What are some common errors you see in auction leagues? How can these errors be exploited?
Alex Miglio: Auction leagues are tricky business. Mock drafts are great for doing reps, but every single draft is different. League owners will have tendencies you can exploit if you pay attention from year-to-year, but even familiarity cannot predict what will happen in drafts.
The single biggest mistake I see in auction drafts is going in with a rigid draft philosophy. Budgeting is important. Tiers are great. Knowledge of positional scarcity is fundamental. But going into an auction draft and saying, "I'm going to do X, Y, and Z," without any sort of flexibility is a good way to find yourself panicking midway through the draft.
Anything could happen, which is why you should adapt your strategy throughout the draft. If you planned on paying up for running backs and find that your league mates are driving up prices beyond even your budget, pivot elsewhere. If you tend to skimp at quarterback and see gun shy leaguemates letting Aaron Rodgers go for $24, you would be remiss not to jump in and see if you can grab an incredible value there.

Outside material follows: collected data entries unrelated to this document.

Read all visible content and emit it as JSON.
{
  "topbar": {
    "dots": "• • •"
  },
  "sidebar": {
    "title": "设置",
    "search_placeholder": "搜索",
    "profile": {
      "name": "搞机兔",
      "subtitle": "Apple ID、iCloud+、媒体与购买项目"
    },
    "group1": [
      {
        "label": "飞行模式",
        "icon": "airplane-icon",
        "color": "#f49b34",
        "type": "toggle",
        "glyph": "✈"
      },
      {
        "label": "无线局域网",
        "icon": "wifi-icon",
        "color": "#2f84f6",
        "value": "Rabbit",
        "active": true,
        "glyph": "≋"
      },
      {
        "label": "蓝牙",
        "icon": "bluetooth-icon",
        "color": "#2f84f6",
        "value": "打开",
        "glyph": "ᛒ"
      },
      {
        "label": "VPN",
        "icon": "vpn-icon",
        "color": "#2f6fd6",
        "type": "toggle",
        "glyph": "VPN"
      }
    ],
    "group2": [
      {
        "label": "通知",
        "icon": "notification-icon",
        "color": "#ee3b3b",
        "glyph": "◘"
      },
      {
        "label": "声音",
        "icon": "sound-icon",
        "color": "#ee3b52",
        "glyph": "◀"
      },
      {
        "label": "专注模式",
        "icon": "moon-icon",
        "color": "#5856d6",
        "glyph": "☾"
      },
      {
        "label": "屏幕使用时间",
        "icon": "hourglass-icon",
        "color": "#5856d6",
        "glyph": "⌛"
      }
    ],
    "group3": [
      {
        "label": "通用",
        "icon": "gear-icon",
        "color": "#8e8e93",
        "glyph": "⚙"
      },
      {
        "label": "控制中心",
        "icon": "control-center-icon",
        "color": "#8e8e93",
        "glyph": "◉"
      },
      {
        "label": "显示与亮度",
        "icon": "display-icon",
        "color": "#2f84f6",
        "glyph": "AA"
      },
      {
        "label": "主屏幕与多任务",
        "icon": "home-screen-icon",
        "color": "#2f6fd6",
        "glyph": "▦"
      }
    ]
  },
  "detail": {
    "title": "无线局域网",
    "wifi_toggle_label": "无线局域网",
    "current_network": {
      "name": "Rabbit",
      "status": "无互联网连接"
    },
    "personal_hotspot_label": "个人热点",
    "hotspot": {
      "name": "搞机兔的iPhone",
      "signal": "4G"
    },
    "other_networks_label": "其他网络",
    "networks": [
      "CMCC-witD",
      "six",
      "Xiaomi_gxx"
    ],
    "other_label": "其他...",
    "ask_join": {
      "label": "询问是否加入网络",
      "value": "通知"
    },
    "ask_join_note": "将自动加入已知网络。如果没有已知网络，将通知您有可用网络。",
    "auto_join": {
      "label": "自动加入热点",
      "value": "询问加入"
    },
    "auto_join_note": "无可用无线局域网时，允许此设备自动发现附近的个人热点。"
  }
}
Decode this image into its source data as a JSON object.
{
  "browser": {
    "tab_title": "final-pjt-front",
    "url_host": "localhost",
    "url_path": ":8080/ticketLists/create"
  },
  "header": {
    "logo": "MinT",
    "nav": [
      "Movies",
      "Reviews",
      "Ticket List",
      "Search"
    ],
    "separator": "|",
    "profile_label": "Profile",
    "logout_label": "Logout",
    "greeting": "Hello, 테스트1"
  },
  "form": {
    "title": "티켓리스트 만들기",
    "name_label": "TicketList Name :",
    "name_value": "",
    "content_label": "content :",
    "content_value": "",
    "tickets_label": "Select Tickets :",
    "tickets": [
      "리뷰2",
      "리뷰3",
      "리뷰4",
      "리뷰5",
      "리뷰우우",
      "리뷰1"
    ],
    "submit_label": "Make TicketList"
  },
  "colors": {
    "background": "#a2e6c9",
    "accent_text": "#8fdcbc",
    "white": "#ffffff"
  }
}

Beyond inflexibility, the most important thing to remember about auction drafts is this—never, ever bid on a player you don't want or need. Whether that means bidding $2 on a kicker on a whim or $29 on a tight end simply because you want to drive the price up, always place a bid on a player with the assumption you can win that bid. You do not need a third quarterback, so why risk landing one? It's not your job to drive up the price of players—let the market decide that.